Il giovane ha raccontato ai militari dell’Arma che, giunto in città per motivi personali, aveva deciso di concedersi qualche ora di svago e, tramite una piattaforma online, aveva fissato un incontro con una escort, invitandola nel bed & breakfast dove alloggiava.
Al momento dell’appuntamento, però, si è presentato con un altro giovane, fingendo che restasse con loro in camera.
Davanti al rifiuto del 23enne la escort lo ha minacciato intimandogli di pagare, oltre i 100 euro pattuiti per la prestazione, altri 500 euro. La vittima, intimorita dalle pressioni e temendo per la propria incolumità, ha consegnato 100 euro e ha effettuato un bonifico bancario per il resto della somma richiesta.

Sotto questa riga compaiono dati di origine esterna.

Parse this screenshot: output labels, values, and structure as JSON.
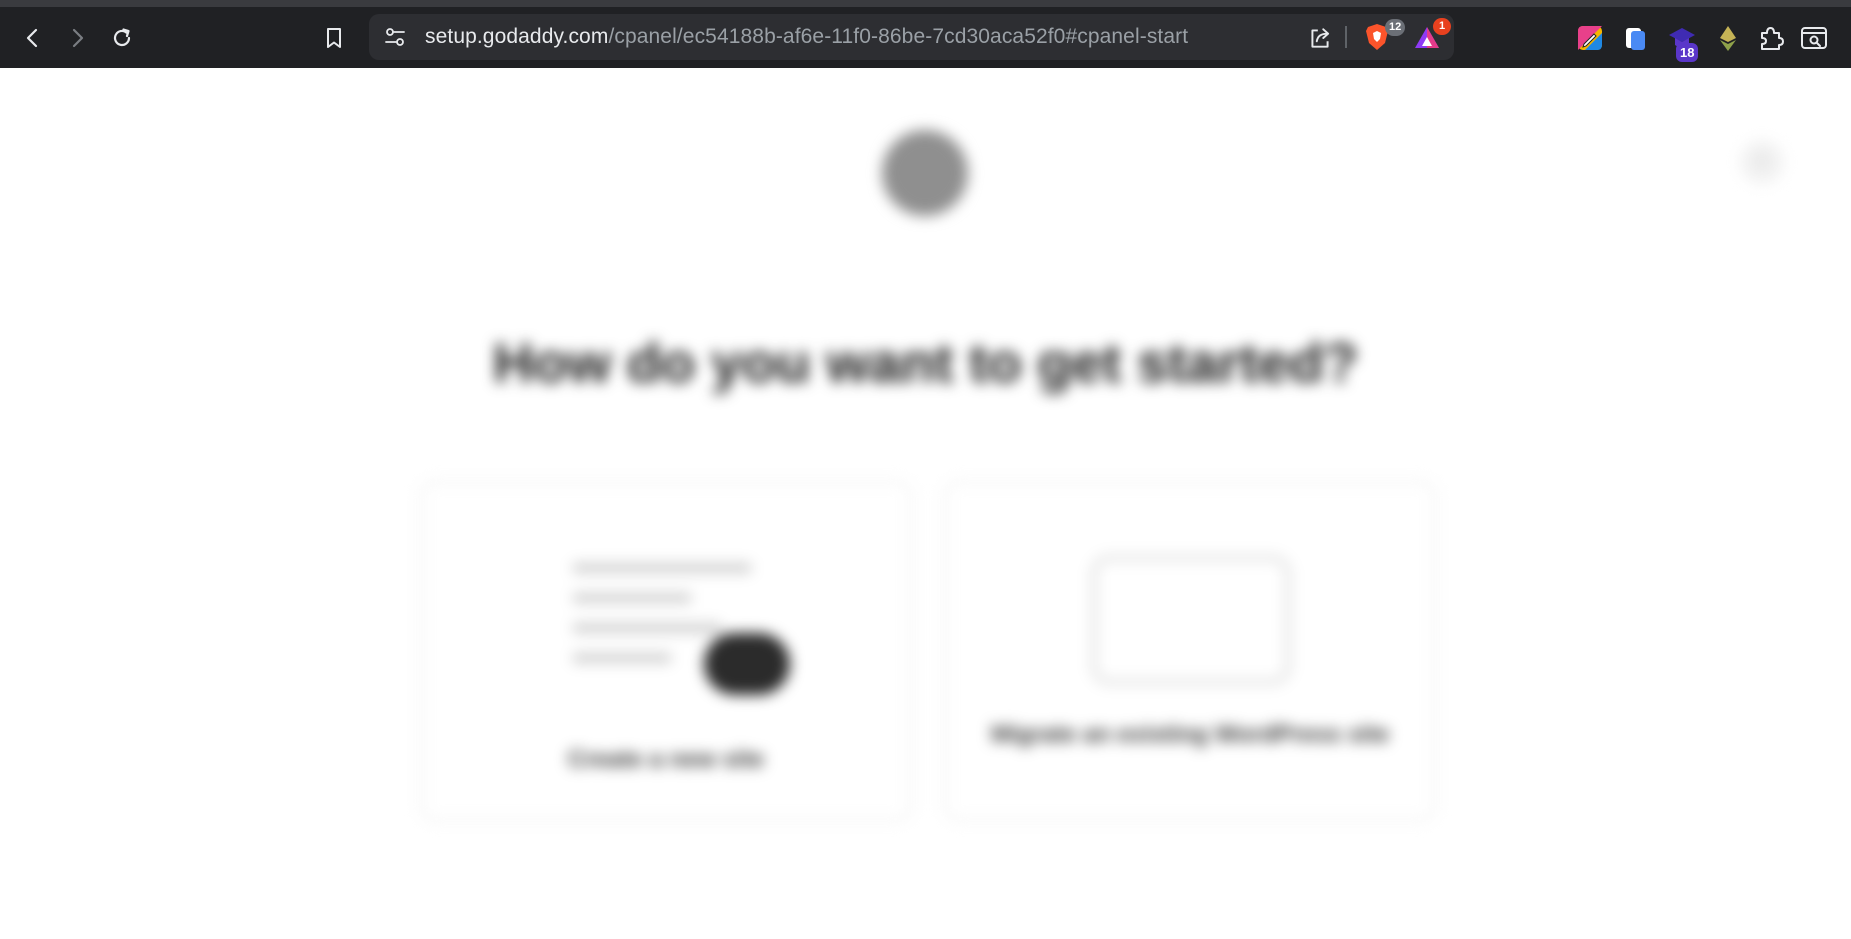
{
  "browser": {
    "url_host": "setup.godaddy.com",
    "url_path": "/cpanel/ec54188b-af6e-11f0-86be-7cd30aca52f0#cpanel-start",
    "shield_count": "12",
    "rewards_count": "1",
    "extension_count": "18",
    "icons": [
      "back-icon",
      "forward-icon",
      "reload-icon",
      "bookmark-icon",
      "site-settings-icon",
      "share-icon",
      "brave-shields-icon",
      "brave-rewards-icon",
      "color-picker-extension-icon",
      "clipboard-extension-icon",
      "graduation-cap-extension-icon",
      "ethereum-extension-icon",
      "extensions-puzzle-icon",
      "tab-search-icon"
    ],
    "colors": {
      "toolbar": "#202124",
      "omnibox": "#2d2e32",
      "url_host": "#e8eaed",
      "url_path": "#9aa0a6"
    }
  },
  "page": {
    "blurred": true,
    "close_label": "×",
    "heading": "How do you want to get started?",
    "cards": [
      {
        "label": "Create a new site"
      },
      {
        "label": "Migrate an existing WordPress site"
      }
    ]
  }
}
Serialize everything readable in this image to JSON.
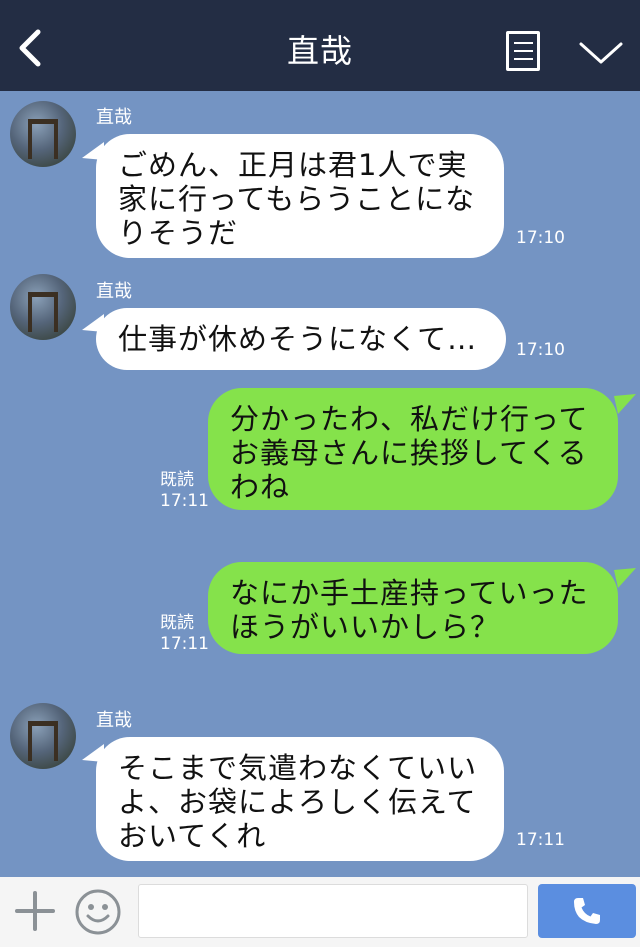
{
  "header": {
    "title": "直哉",
    "back_icon": "chevron-left-icon",
    "notes_icon": "notes-icon",
    "menu_icon": "chevron-down-icon"
  },
  "messages": [
    {
      "sender": "直哉",
      "text": "ごめん、正月は君1人で実\n家に行ってもらうことにな\nりそうだ",
      "time": "17:10"
    },
    {
      "sender": "直哉",
      "text": "仕事が休めそうになくて…",
      "time": "17:10"
    },
    {
      "text": "分かったわ、私だけ行って\nお義母さんに挨拶してくる\nわね",
      "read": "既読",
      "time": "17:11"
    },
    {
      "text": "なにか手土産持っていった\nほうがいいかしら？",
      "read": "既読",
      "time": "17:11"
    },
    {
      "sender": "直哉",
      "text": "そこまで気遣わなくていい\nよ、お袋によろしく伝えて\nおいてくれ",
      "time": "17:11"
    }
  ],
  "input_bar": {
    "placeholder": "",
    "plus_icon": "plus-icon",
    "emoji_icon": "smiley-icon",
    "call_icon": "phone-icon"
  },
  "colors": {
    "header_bg": "#232d44",
    "chat_bg": "#7494c3",
    "incoming_bubble": "#ffffff",
    "outgoing_bubble": "#85e24b",
    "call_button": "#5b8ee0"
  }
}
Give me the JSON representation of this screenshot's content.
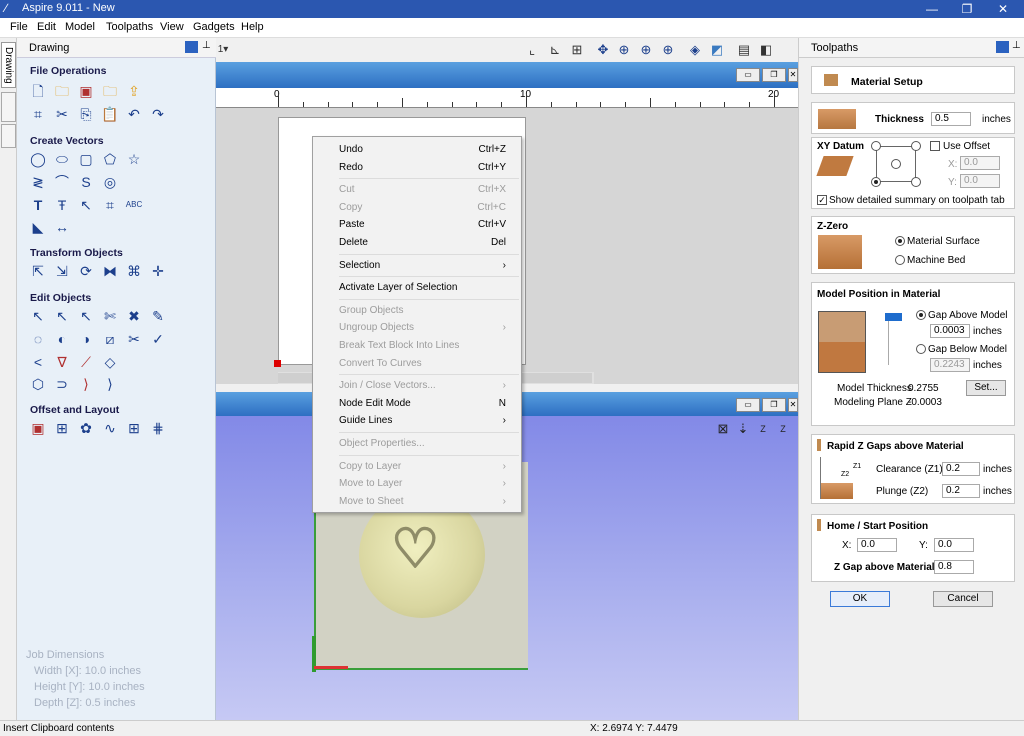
{
  "window": {
    "title": "Aspire 9.011 - New"
  },
  "menu": [
    "File",
    "Edit",
    "Model",
    "Toolpaths",
    "View",
    "Gadgets",
    "Help"
  ],
  "left_panel": {
    "side_tab": "Drawing",
    "header": "Drawing",
    "sections": {
      "file_operations": "File Operations",
      "create_vectors": "Create Vectors",
      "transform_objects": "Transform Objects",
      "edit_objects": "Edit Objects",
      "offset_and_layout": "Offset and Layout"
    },
    "job_dimensions": {
      "title": "Job Dimensions",
      "width": "Width  [X]: 10.0 inches",
      "height": "Height [Y]: 10.0 inches",
      "depth": "Depth  [Z]: 0.5 inches"
    }
  },
  "ruler": {
    "labels": [
      "0",
      "10",
      "20"
    ]
  },
  "context_menu": {
    "items": [
      {
        "label": "Undo",
        "shortcut": "Ctrl+Z",
        "disabled": false
      },
      {
        "label": "Redo",
        "shortcut": "Ctrl+Y",
        "disabled": false
      },
      {
        "label": "Cut",
        "shortcut": "Ctrl+X",
        "disabled": true
      },
      {
        "label": "Copy",
        "shortcut": "Ctrl+C",
        "disabled": true
      },
      {
        "label": "Paste",
        "shortcut": "Ctrl+V",
        "disabled": false
      },
      {
        "label": "Delete",
        "shortcut": "Del",
        "disabled": false
      },
      {
        "label": "Selection",
        "shortcut": "›",
        "disabled": false
      },
      {
        "label": "Activate Layer of Selection",
        "shortcut": "",
        "disabled": false
      },
      {
        "label": "Group Objects",
        "shortcut": "",
        "disabled": true
      },
      {
        "label": "Ungroup Objects",
        "shortcut": "›",
        "disabled": true
      },
      {
        "label": "Break Text Block Into Lines",
        "shortcut": "",
        "disabled": true
      },
      {
        "label": "Convert To Curves",
        "shortcut": "",
        "disabled": true
      },
      {
        "label": "Join / Close Vectors...",
        "shortcut": "›",
        "disabled": true
      },
      {
        "label": "Node Edit Mode",
        "shortcut": "N",
        "disabled": false
      },
      {
        "label": "Guide Lines",
        "shortcut": "›",
        "disabled": false
      },
      {
        "label": "Object Properties...",
        "shortcut": "",
        "disabled": true
      },
      {
        "label": "Copy to Layer",
        "shortcut": "›",
        "disabled": true
      },
      {
        "label": "Move to Layer",
        "shortcut": "›",
        "disabled": true
      },
      {
        "label": "Move to Sheet",
        "shortcut": "›",
        "disabled": true
      }
    ]
  },
  "right_panel": {
    "header": "Toolpaths",
    "material_setup": "Material Setup",
    "thickness": {
      "label": "Thickness",
      "value": "0.5",
      "unit": "inches"
    },
    "xy_datum": {
      "title": "XY Datum",
      "use_offset": "Use Offset",
      "x_label": "X:",
      "x_value": "0.0",
      "y_label": "Y:",
      "y_value": "0.0",
      "show_summary": "Show detailed summary on toolpath tab"
    },
    "z_zero": {
      "title": "Z-Zero",
      "option1": "Material Surface",
      "option2": "Machine Bed"
    },
    "model_position": {
      "title": "Model Position in Material",
      "gap_above": "Gap Above Model",
      "gap_above_value": "0.0003",
      "unit": "inches",
      "gap_below": "Gap Below Model",
      "gap_below_value": "0.2243",
      "model_thickness_label": "Model Thickness",
      "model_thickness_value": "0.2755",
      "modeling_plane_label": "Modeling Plane Z",
      "modeling_plane_value": "-0.0003",
      "set_button": "Set..."
    },
    "rapid_z": {
      "title": "Rapid Z Gaps above Material",
      "clearance_label": "Clearance (Z1)",
      "clearance_value": "0.2",
      "plunge_label": "Plunge (Z2)",
      "plunge_value": "0.2",
      "unit": "inches",
      "z1": "Z1",
      "z2": "Z2"
    },
    "home": {
      "title": "Home / Start Position",
      "x_label": "X:",
      "x_value": "0.0",
      "y_label": "Y:",
      "y_value": "0.0",
      "zgap_label": "Z Gap above Material",
      "zgap_value": "0.8"
    },
    "ok": "OK",
    "cancel": "Cancel"
  },
  "status": {
    "left": "Insert Clipboard contents",
    "coords": "X: 2.6974 Y: 7.4479"
  }
}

Le indagini, immediatamente avviate dai carabinieri non appena ricevuta la denuncia, hanno consentito di scoprire che la persona che aveva attirato la vittima tramite il sito di incontri non era in realtà una donna, come lasciava intendere il profilo online, ma un uomo che si spacciava per tale allo scopo di attirare vittime e organizzare trappole estorsive.
Gli investigatori dell’Arma hanno così identificato un 19enne, residente a Belpasso (Catania), riconosciuto dalla vittima come la scorta assoldata per quell’appuntamento. Per il giovane è così scattata la denuncia.